JOB-creating plans for a landmark mill have prompted interest from the descendants of the man who built it.

Huddersfield University has embarked on a £13m scheme to turn Larchfield Mills on Firth Street into an enterprise and innovation centre.

The project, which could bring at least 100 jobs to the town, will see the building transformed to provide workshops, laboratories and rooms that small businesses can rent while they get off the ground.

Work is under way and the plan has special interest for Ben Blackden, whose great-grandfather George Brook Jnr built Larchfield Mills – and whose family made a major contribution to the town.

Mr Blackden, of Buckinghamshire, said: “Mill owners sometimes have the reputation of being from the gentry and uncaring of their employees, a reputation no doubt richly deserved in many cases.

“However the family, including George Brook Snr and his son George Jnr had radical and socialist beliefs and campaigned, among other things, for trades unionism and workers rights.”

George Snr was apprenticed as a dyer and was one of the originators of the Voice of the West Riding – an unstamped, and therefore illegal newspaper established in 1833 which championed working class causes such as the radical reform of parliament, co-operation and trade unionism.
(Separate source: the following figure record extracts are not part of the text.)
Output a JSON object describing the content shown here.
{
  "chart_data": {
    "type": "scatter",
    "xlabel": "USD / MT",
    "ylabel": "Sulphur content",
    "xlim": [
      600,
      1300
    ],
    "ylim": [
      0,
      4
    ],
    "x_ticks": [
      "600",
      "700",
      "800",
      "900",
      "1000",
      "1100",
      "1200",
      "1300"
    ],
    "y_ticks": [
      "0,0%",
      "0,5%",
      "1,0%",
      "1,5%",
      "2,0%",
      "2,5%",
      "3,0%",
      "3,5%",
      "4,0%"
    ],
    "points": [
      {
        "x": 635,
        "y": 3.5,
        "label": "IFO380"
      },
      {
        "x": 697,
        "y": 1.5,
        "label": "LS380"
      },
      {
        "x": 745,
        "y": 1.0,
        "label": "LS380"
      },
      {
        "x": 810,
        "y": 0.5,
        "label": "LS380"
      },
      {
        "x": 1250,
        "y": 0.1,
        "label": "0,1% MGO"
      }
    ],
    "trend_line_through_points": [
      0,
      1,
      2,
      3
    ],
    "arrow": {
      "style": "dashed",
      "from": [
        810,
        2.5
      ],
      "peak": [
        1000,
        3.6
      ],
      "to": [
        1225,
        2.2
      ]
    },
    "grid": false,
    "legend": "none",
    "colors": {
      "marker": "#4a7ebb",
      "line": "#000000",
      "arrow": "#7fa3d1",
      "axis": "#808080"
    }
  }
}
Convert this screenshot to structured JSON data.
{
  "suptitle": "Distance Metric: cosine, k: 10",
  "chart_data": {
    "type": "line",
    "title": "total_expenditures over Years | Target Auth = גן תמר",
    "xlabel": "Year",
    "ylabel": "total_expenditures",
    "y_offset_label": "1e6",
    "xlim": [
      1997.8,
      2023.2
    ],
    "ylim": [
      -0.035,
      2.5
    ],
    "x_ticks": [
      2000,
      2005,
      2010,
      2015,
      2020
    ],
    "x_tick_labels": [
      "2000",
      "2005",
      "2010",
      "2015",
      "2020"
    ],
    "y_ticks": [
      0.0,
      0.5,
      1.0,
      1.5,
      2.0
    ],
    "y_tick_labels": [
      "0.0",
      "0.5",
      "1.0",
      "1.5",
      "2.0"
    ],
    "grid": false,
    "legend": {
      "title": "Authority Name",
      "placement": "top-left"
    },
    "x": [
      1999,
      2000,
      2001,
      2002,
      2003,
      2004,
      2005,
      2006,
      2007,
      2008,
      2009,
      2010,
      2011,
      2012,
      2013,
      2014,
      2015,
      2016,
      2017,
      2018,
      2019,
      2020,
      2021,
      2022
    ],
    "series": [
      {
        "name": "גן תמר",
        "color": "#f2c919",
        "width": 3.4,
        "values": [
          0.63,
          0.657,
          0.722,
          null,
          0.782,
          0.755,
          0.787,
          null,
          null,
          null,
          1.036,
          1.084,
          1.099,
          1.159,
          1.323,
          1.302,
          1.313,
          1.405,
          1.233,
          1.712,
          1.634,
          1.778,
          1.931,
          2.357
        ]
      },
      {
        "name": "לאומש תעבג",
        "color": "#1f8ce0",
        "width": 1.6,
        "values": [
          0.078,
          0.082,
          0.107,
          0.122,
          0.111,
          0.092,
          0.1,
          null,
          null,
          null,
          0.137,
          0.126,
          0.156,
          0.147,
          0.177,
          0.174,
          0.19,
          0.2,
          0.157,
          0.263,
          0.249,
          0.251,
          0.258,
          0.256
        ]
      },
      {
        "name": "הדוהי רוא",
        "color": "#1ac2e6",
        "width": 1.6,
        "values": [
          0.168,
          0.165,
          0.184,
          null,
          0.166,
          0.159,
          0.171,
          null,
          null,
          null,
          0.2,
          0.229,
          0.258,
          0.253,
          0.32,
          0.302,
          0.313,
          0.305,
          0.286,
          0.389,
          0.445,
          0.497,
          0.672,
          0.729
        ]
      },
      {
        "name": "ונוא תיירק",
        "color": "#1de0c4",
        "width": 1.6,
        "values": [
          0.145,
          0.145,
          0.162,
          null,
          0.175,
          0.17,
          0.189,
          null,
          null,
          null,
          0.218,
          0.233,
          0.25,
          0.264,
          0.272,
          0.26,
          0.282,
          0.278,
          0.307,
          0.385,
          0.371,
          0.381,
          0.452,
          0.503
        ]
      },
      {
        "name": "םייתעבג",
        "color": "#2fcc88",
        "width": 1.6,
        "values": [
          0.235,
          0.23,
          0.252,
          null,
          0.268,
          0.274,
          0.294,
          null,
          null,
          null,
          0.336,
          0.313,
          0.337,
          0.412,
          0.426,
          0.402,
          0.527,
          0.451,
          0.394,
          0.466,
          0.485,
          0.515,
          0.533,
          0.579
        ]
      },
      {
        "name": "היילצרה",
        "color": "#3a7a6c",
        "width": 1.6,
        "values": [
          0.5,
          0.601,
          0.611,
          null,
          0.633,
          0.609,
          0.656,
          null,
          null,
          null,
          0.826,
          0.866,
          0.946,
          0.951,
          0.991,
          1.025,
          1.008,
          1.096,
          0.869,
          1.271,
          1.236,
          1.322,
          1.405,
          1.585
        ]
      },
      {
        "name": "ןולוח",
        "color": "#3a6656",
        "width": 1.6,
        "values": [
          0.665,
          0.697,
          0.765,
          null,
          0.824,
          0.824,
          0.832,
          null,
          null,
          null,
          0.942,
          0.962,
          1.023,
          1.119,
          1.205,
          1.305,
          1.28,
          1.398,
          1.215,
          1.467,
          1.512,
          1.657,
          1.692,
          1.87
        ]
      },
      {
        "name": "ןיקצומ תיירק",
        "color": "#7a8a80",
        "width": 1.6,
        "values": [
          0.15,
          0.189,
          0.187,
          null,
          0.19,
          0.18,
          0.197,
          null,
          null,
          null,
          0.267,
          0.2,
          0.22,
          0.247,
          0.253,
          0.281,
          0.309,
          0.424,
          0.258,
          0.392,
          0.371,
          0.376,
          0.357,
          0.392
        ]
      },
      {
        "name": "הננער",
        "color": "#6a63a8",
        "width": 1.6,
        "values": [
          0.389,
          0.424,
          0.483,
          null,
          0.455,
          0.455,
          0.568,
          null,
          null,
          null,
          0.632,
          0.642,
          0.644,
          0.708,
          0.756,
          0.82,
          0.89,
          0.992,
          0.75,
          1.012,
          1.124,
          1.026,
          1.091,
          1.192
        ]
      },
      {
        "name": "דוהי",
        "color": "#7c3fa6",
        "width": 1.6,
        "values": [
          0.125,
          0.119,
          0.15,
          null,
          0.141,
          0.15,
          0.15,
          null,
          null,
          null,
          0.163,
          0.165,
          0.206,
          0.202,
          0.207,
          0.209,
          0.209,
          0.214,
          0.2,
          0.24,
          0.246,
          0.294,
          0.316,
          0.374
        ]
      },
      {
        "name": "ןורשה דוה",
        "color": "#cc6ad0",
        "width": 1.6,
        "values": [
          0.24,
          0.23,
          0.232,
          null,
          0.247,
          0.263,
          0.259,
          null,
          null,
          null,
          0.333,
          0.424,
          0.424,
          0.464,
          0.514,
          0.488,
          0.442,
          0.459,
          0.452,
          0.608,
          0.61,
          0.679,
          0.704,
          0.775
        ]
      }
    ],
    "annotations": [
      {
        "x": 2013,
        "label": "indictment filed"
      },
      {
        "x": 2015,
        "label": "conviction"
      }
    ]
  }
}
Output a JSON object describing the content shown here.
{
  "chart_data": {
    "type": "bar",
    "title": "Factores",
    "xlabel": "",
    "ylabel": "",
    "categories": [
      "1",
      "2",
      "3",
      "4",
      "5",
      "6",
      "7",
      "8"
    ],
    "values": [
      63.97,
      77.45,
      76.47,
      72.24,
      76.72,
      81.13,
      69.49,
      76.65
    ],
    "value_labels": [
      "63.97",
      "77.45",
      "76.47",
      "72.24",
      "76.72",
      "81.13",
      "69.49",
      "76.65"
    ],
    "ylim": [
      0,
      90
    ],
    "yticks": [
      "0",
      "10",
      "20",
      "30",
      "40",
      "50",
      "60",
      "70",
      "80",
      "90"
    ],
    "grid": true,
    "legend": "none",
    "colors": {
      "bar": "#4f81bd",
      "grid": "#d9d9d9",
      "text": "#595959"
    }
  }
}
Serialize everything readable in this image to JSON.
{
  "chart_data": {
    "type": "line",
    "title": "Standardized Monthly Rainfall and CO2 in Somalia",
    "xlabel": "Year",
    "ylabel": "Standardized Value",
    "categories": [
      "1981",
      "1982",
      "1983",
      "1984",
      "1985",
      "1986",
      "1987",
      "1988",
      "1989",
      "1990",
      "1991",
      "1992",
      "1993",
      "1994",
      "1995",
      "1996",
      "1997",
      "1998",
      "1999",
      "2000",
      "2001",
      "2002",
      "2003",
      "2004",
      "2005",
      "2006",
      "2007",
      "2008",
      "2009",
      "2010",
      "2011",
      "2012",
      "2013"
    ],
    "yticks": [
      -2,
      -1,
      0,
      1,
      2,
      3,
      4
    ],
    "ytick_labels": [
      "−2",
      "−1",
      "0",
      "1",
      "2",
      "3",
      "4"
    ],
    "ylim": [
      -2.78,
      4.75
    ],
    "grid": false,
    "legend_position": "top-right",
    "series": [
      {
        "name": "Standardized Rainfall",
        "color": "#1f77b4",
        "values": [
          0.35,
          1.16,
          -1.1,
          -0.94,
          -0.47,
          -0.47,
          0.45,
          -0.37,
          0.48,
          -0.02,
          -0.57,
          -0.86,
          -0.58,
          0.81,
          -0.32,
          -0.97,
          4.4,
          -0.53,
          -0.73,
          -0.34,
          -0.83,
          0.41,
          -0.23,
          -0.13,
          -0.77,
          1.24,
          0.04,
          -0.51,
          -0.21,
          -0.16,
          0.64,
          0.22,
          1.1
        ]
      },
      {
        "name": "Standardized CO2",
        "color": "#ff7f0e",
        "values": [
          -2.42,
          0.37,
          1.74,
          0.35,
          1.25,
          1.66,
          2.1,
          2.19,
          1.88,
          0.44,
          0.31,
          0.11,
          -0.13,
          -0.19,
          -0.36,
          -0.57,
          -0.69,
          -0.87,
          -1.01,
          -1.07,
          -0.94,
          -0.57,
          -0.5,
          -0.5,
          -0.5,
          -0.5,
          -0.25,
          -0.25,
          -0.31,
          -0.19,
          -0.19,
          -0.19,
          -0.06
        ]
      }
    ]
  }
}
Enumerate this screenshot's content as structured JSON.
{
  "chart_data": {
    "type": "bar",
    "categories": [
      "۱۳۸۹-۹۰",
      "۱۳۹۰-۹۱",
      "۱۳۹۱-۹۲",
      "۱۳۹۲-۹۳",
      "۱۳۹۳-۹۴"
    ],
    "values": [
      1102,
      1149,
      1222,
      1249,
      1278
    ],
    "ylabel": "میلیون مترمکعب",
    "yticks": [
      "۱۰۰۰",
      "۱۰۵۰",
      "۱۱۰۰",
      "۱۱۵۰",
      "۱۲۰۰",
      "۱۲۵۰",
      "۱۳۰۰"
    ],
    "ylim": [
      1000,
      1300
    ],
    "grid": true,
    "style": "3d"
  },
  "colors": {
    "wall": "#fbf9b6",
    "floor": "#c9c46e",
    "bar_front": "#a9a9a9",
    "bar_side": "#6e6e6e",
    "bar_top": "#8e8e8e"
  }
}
George had become attracted to the ideas of the socialist Robert Owen, where common ownership of the means of production and equality for all would form the basis of society. This was to be achieved in part by building Halls of Science.

George’s obituary in the Examiner in 1881 confirms that he was one of the promoters of Huddersfield’s Hall of Science, a building that still stands today in Bath Street.

These activities were frowned upon by George’s employer, Starkeys, who fired him. George went on to start his own dyeing business in 1847 at Folly Hall and in 1853 he built new premises at Colne Road.

He still continued his political activities and during the election of 1853 a warrant was issued for his arrest on the charge that he “unlawfully and maliciously composed and published a certain scandalous libel upon Joseph Starkey”, who was the Tory candidate. George admitted the charge, but by the time the York sessions came round, he had issued an apology and the case was dismissed.

George Jnr continued and expanded the business and in about 1866 built the existing mill on the narrow strip of land between Firth Street and the canal tow path.

The mill complex grew to include a main five-storey mill, four three-storey buildings, a two-storey weaving shed, warehousing as well as an engine house, boiler rooms and a 130ft square stone chimney. The total frontage to Firth Street was 475ft – plus the finishing mill on the other side of the road.

As a caring employer, George Jnr organised the annual “workpeople’s treat”.

He also showed a concern for health and safety which was unusual in his day. When a fire in the teasing room broke out in 1880 it was brought under control because the room, which was fireproofed, was “fortunately fitted with great completeness with apparatus for extinguishing fire and workmen are well acquainted with the whereabouts of every requisite”.

George Jnr’s obituary describes his business as a “marvellous success”.

George Snr, George Jnr and George Jnr’s eldest son, also called George, are all buried at Egerton Road Cemetery.